Another New Yorker in Congress, Democratic Representative Carolyn Maloney, is a leading sponsor of a drug addiction proposal that could make money available for such facilities. Organizers say the New York sites currently operate through private donations, though their parent group receives money from the city and state for needle exchanges, counseling and many other services offered. parallel to the consumption rooms.

Several state and city officials have adopted them. But they also fueled a protest in December that drew more than 100 people, including U.S. Representative Adriano Espaillat, a New York Democrat, to complain that drug programs in general are unfairly concentrated in neighborhoods of injection sites and kept away from whiter, richer areas.

“The safe consumption site is doing God’s work, but it’s doing it in the wrong place,” says Shawn Hill, who co-founded a neighborhood group called the Greater Harlem Coalition.

Supplies for drug abusers are seen at an overdose prevention center in OnPoint NYC. – Seth Wenig/AP

People bring their own drugs – of whatever type – into consumption rooms, but they’re filled with syringes, alcohol wipes, sniffing straws, other paraphernalia and, most importantly, oxygen and naloxone, a drug that reverses opioid overdoses.

Staff members, some of whom have used illegal drugs themselves, watch for signals of overuse or other needs, from advice on injection technique to more complicated help.

Leaning a supportive hand on the shoulder of a crestfallen and dispirited man, Adrian Feliciano encouraged him to speak with a mental health counselor – and brought one in – one recent afternoon.

“For many of our people, just providing a safe space is an introduction to services,” Feliciano, director of clinical and holistic care at the center, said afterwards.

For all the services it offers and the overdoses it has achieved, OnPoint has also met its limits.
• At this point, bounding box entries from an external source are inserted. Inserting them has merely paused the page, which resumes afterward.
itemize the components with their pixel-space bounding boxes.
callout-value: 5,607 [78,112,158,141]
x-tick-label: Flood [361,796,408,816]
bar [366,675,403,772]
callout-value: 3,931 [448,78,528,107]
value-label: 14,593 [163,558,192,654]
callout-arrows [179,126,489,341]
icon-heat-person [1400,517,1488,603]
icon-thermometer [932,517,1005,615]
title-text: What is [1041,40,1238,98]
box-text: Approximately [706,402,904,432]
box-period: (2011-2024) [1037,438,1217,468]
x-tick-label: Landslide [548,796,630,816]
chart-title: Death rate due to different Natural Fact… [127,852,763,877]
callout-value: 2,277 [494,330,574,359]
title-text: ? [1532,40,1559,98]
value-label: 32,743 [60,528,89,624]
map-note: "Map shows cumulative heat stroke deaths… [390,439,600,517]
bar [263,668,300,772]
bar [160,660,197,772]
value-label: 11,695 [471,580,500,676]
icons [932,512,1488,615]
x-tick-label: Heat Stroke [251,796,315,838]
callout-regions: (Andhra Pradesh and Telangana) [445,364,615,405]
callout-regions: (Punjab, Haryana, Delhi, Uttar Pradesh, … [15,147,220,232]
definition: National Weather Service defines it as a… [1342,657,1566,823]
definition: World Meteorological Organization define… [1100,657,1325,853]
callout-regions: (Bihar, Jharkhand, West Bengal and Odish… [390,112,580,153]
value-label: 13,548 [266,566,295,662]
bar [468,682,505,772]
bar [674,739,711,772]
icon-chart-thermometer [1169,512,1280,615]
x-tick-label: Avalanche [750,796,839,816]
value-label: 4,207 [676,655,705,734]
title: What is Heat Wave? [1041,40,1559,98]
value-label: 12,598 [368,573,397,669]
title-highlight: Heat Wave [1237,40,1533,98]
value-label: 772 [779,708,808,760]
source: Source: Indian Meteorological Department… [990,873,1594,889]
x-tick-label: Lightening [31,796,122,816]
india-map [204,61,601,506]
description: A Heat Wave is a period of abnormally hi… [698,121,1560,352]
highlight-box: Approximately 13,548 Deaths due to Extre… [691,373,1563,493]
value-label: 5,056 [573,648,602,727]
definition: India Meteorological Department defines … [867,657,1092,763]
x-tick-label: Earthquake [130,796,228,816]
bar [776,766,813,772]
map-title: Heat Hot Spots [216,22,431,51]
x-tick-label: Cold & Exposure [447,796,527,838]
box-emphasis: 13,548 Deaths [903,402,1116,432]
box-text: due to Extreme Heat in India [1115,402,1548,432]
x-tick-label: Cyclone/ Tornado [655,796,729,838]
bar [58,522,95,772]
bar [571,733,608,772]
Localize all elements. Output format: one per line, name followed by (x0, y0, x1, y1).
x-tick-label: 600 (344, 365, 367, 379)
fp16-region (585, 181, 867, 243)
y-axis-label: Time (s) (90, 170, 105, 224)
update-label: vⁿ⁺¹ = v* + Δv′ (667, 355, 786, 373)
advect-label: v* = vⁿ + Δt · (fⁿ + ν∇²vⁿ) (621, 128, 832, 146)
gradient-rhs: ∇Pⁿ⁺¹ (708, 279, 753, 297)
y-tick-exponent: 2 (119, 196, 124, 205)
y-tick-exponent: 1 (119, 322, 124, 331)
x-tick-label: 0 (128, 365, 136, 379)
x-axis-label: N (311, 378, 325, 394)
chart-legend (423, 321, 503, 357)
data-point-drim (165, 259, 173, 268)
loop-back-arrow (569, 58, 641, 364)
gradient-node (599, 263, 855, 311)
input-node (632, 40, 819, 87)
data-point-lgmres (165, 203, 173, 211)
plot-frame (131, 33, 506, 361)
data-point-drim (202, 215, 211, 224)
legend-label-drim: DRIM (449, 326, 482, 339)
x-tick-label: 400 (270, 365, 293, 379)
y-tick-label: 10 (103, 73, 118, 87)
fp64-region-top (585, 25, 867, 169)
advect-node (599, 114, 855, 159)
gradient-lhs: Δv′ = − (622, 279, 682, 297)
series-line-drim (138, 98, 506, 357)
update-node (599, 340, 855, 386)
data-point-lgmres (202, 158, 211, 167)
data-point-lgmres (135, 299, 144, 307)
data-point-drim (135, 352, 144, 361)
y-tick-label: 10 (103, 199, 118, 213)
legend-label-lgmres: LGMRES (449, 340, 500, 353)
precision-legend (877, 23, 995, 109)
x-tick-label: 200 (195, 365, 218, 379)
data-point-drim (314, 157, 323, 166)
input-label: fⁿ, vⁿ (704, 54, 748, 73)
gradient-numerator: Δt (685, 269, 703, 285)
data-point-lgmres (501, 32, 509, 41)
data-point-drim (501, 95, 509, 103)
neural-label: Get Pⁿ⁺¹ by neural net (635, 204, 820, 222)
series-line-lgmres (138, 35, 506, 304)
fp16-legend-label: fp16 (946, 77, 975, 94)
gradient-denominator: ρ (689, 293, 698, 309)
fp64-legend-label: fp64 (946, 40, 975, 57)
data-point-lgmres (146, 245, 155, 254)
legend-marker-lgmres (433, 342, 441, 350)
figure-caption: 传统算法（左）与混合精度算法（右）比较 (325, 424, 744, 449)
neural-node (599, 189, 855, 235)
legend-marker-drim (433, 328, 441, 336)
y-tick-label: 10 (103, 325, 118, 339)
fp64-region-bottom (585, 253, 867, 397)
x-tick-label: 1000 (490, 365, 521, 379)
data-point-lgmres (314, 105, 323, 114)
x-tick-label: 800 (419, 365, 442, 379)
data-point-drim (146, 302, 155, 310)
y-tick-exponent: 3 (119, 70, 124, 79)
During a 10-day period in February, two regulars died and a third was in a coma for some time after apparent overdoses elsewhere when venues were closed at night, according to senior program director Kailin See, who think longer hours would have saved those who died (third person recovered).

There have been no deaths recorded at supervised injection sites in countries that allow them, and there is evidence linking them to fewer overdose deaths and ambulance calls in their neighborhoods, according to a report of 2021 which compiled existing studies.

The report, from the Boston-based Institute for Clinical and Economic Review, found no link between safe injection sites and rates of various crimes, although public drug use has declined in some places.

A customer sits in one of the semi-private booths used by people with addictions at an overdose prevention center in OnPoint NYC. – Seth Wenig/AP

“If you believe in harm reduction, here’s harm reduction that will save you money” in ambulance racing, said Dr David Rind, the think tank’s chief medical officer.

But for Jim Crotty, a former Drug Enforcement Administration official during the Obama and Trump administrations, the sites’ goal of saving lives comes at a high social cost.

“The goal can’t just be to keep people alive,” said Crotty, who argues that policymakers should instead focus on expanding drug treatment. “If you believe, as I do, that drug use is very destructive, then the goal must be to stop using drugs.”

Rivera, for his part, emphasizes the need to stem the flow of drugs into the United States, rather than what he sees as blaming people in poor communities “for using the drugs that were let in.” OnPoint says staff members regularly encourage, but don’t force, conversations about treatment, which many clients have already tried.

“You must be alive to try again,” See said.

Collado tried to quit drugs, sometimes quitting over his four decades of use, he said. Like many people who use consumption rooms, he lives on the streets.

He and Baez watch out for each other. They helped each other solve problems, split money when one was broke, and tried to make sure neither would overdose and die alone. The bedroom, and everything that comes with it, fulfills that last role now, and more.

“This is my home here,” Collado said. “It is my family.”